The best evidence-based health policies are made on the basis of thorough and regular updates of the global burden of disease. Aid agencies need to know how and where to target their funding and monitor impact. Knowledge of what sickens and kills people can help health-care providers and researchers to tailor their priorities to needs and to long-term trends in the health of populations. Yet in many poor areas of the world, basic systems such as death certification are lacking, and quality health-care data are scarce and scattered. At national, regional and global levels, collection of comprehensive health metrics is too often the poor cousin in health care and in health research. The result is a shortage of high-quality, comparable and readily accessible data.

For these reasons, the publication in The Lancet last week of the Global Burden of Disease 2010 study (GBD 2010) should be applauded. The study is an unprecedented five-year effort by hundreds of researchers in dozens of countries worldwide, who made a huge effort to track down, collate and analyse surveys, as well as published and unpublished health-care data. Led by the Institute for Health Metrics and Evaluation at the University of Washington in Seattle, they have produced a vast smorgasbord of global estimates of the burden of multiple diseases, injuries, risk factors and chronic complications (see page 322).

The findings capture the world’s health status in impressive detail, and highlight significant trends, including how, in almost all countries, life expectancies are rapidly converging towards the long lives previously enjoyed only by the richest. The study also charts the demise of major causes of global health burden such as infectious diseases and maternal and child mortality, although these continue to blight many poorer countries, particularly in sub-Saharan Africa.

People benefit from longer lives but they are increasingly experiencing a downside. They spend many of those extra years in ill health, often with more than one illness, which creates large costs for health-care systems. The study found that age-related illnesses include not only the usual suspects such as cancers and heart disease, but also a host of conditions that rarely kill but often disable, such as mental illness and musculoskeletal disorders.

The GBD 2010 should be required reading for health leaders and research administrators.

Health-care systems and research agendas must adapt accordingly; for example, health-care providers must learn how to manage the high costs of tackling this new disease landscape.

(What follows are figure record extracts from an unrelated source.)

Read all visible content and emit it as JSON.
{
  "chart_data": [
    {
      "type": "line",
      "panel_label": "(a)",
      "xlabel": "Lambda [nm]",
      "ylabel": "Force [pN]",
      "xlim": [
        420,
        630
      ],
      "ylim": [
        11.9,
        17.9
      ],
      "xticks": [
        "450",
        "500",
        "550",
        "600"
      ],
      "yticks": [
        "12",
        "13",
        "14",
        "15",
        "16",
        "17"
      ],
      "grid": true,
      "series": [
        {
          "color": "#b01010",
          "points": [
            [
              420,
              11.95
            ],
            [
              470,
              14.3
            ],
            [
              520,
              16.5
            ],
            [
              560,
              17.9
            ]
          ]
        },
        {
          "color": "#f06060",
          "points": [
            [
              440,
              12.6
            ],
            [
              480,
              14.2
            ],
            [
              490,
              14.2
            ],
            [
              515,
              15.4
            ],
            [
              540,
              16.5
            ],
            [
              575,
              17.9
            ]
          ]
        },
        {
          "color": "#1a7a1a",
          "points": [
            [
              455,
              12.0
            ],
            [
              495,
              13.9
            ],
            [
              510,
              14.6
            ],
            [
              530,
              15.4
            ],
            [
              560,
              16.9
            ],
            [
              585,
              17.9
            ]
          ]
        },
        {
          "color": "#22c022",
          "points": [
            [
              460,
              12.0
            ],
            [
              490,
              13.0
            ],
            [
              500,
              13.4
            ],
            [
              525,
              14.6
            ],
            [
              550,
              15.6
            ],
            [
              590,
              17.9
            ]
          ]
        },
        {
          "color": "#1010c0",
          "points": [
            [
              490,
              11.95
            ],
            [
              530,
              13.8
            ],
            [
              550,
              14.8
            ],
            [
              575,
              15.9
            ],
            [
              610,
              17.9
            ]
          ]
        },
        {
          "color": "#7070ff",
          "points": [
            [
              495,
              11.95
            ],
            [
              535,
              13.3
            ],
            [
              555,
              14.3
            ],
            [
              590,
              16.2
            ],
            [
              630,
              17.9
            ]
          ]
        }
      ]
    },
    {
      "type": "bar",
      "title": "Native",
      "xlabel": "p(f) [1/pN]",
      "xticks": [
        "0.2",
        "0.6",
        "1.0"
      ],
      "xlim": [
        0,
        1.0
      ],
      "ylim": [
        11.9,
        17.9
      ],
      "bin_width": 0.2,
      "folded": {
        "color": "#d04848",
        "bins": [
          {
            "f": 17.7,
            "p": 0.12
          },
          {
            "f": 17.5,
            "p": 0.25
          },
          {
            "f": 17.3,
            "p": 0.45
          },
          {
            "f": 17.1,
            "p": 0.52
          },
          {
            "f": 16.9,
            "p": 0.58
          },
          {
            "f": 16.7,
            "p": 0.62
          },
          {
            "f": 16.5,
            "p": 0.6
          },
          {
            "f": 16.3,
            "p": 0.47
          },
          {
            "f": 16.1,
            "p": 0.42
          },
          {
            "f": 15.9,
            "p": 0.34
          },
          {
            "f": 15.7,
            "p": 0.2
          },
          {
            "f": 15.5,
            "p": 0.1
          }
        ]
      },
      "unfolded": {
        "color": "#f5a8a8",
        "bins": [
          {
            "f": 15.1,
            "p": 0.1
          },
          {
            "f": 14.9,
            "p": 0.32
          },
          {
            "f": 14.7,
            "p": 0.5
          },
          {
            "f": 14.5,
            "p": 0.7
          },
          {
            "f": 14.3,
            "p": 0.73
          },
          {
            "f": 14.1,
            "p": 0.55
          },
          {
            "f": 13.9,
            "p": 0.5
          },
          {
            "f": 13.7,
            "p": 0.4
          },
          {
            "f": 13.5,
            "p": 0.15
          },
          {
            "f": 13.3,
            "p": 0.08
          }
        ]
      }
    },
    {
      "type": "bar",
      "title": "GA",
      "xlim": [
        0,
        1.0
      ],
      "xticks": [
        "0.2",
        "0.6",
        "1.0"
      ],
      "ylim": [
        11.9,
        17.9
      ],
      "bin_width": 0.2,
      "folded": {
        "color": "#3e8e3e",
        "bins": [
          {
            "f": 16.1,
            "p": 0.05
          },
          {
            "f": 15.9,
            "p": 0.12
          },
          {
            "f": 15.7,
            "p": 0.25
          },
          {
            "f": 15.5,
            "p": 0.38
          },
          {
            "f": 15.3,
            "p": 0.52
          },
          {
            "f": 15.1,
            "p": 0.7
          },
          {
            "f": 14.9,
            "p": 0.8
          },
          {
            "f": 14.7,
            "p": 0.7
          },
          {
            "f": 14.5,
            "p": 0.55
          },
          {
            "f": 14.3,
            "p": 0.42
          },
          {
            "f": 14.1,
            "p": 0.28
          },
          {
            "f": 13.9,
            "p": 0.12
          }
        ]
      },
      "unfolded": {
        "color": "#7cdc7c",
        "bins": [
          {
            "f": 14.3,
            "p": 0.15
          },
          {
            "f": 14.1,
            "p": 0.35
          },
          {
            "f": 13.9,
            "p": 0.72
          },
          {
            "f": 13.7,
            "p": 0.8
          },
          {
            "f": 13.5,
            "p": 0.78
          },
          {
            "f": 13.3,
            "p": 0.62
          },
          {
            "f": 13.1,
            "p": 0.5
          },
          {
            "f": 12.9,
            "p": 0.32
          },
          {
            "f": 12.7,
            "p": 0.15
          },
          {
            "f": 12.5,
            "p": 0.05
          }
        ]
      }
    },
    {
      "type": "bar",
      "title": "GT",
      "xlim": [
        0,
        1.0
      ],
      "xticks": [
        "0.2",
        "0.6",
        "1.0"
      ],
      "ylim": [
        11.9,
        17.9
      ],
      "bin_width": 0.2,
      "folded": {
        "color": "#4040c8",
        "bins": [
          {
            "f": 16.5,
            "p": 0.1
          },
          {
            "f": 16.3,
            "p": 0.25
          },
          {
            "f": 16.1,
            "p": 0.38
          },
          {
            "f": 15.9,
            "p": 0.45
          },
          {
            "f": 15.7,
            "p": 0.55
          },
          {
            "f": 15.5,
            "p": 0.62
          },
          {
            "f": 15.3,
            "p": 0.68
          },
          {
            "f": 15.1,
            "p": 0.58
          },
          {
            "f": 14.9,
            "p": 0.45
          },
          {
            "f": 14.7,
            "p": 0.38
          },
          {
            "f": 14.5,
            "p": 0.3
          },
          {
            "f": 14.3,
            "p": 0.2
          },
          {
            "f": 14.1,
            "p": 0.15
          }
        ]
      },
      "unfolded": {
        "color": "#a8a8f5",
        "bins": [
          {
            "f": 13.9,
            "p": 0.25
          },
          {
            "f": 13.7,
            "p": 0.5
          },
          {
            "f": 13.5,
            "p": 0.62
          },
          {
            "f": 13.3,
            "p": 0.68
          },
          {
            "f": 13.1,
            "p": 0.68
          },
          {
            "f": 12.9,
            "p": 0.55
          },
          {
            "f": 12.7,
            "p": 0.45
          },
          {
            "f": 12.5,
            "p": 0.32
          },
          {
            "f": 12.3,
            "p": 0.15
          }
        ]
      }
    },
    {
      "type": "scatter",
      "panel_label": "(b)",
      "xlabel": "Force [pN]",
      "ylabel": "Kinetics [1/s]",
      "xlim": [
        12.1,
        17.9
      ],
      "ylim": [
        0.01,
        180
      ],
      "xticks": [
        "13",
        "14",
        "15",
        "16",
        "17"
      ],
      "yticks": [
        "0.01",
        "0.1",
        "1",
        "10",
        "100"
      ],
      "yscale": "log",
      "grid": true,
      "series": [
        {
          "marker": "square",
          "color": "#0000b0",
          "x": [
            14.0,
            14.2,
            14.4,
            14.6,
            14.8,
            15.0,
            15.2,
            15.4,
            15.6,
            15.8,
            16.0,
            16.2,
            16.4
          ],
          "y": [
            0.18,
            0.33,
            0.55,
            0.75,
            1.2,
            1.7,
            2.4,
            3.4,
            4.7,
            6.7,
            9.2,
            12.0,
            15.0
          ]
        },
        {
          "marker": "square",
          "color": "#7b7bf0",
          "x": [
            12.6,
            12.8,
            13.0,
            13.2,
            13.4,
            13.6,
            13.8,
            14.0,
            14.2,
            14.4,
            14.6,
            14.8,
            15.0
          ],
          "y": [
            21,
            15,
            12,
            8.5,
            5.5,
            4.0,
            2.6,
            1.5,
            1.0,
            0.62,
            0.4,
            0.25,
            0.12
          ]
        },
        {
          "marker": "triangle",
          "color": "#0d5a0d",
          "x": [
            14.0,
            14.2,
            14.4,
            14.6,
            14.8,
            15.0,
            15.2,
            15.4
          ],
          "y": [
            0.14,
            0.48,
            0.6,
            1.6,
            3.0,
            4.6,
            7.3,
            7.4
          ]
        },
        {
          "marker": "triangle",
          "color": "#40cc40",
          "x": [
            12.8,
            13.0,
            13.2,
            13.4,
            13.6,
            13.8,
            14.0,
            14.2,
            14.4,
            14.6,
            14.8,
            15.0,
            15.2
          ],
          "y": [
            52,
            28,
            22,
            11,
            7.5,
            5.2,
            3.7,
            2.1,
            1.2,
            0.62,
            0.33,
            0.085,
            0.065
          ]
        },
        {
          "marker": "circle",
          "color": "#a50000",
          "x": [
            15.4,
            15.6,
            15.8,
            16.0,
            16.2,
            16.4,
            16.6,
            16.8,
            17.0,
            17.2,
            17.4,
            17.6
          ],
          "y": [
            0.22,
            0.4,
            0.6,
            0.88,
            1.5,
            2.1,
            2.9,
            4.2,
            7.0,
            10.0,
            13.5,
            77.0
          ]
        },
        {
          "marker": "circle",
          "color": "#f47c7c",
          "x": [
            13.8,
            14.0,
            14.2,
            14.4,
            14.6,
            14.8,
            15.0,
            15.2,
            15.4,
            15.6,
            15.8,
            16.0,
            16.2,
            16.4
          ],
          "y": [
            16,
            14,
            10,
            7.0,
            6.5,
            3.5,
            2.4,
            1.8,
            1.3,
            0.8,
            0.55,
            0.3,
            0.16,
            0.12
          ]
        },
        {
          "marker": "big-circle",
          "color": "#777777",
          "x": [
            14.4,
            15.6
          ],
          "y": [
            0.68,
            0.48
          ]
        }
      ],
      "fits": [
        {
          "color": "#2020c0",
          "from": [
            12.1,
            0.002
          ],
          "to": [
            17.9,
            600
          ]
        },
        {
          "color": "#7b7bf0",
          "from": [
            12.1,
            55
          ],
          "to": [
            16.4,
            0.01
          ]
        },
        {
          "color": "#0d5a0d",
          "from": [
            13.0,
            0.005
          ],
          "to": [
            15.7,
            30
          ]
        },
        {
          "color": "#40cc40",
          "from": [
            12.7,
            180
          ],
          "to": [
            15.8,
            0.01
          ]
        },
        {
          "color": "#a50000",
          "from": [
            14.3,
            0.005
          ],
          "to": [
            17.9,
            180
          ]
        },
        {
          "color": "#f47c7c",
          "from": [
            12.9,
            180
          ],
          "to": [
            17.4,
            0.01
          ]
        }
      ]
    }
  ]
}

The GBD 2010 should be required reading for health leaders and research administrators, and should lead them to re-examine how well current research portfolios match emerging trends in the burden of sickness and disease.

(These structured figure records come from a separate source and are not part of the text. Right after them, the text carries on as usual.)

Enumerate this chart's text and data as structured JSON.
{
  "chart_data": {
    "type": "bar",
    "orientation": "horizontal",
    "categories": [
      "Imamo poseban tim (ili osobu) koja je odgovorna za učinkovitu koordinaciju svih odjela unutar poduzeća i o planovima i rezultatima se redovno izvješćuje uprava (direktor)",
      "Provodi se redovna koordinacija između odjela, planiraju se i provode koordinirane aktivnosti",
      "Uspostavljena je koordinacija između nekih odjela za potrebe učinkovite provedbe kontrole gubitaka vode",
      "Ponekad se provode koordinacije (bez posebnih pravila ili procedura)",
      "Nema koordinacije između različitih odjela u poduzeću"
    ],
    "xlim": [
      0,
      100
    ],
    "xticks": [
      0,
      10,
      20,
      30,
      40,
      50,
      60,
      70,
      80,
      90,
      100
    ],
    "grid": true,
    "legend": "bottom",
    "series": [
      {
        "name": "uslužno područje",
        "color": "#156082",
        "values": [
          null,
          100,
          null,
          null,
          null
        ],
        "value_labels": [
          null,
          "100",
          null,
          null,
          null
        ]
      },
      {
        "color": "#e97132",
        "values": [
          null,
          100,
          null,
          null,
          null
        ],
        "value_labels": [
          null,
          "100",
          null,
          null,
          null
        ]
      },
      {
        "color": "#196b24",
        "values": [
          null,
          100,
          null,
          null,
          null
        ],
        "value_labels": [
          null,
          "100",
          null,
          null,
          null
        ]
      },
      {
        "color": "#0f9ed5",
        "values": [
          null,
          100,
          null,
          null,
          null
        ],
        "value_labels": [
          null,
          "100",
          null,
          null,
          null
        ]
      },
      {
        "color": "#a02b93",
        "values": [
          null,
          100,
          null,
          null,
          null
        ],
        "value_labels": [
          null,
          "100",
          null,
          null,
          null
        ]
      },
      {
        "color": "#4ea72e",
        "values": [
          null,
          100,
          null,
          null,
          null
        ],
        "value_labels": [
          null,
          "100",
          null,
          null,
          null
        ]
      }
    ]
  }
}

The GBD 2010 is far from perfect. Some of the underlying data are weak — for example, they may be scarce, unreliable or unstandardized — and in places the study relies heavily on sophisticated modelling to eke out meaning. To its credit, it has tried to provide transparency in the form of quantitative indicators as to the robustness — or otherwise — of each of its estimates. Given such caveats, some of its findings will inevitably be dubious. Malaria researchers have vigorously contested the GBD’s assertion earlier this year that malaria killed twice as many people in 2010 as previously thought, but the study stands by its data (see Naturehttp://doi.org/j2s;2012).

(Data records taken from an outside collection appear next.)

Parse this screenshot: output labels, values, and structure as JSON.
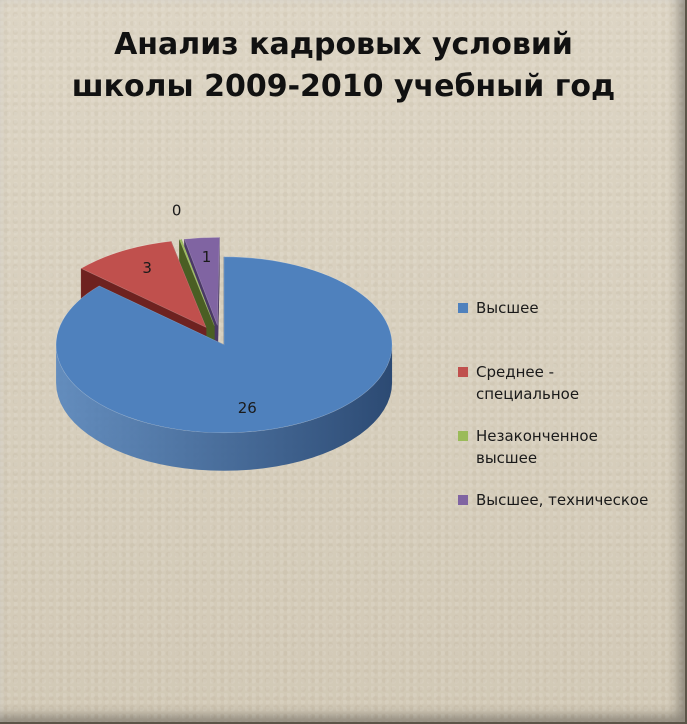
{
  "chart_data": {
    "type": "pie",
    "title_lines": [
      "Анализ кадровых условий",
      "школы 2009-2010 учебный год"
    ],
    "categories": [
      "Высшее",
      "Среднее - специальное",
      "Незаконченное высшее",
      "Высшее, техническое"
    ],
    "legend_lines": [
      [
        "Высшее"
      ],
      [
        "Среднее -",
        "специальное"
      ],
      [
        "Незаконченное",
        "высшее"
      ],
      [
        "Высшее, техническое"
      ]
    ],
    "values": [
      26,
      3,
      0,
      1
    ],
    "data_labels": [
      "26",
      "3",
      "0",
      "1"
    ],
    "colors": [
      "#4f81bd",
      "#c0504d",
      "#9bbb59",
      "#8064a2"
    ],
    "side_colors": [
      "#2c4a73",
      "#6e2220",
      "#4a5e23",
      "#4a3866"
    ],
    "three_d": true,
    "exploded": true,
    "legend_position": "right"
  }
}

Such disagreements are inevitable in any complex, large-scale, international collaborative undertaking of this kind, particularly in areas where uncertainties in the data are highest. Such health metrics are also highly political, because they can affect the direction of national and international health-care and research funds, where there is much turf to fight over. But, ultimately, the findings of the GBD 2010, however imperfect, provide a robust basis and analytical framework for further research and health policies that is better than anything that went before. That its findings and methodologies will be challenged and debated in the months and years to come is not only healthy, but how science works. The way forward is to rework and build on the foundations that have been laid.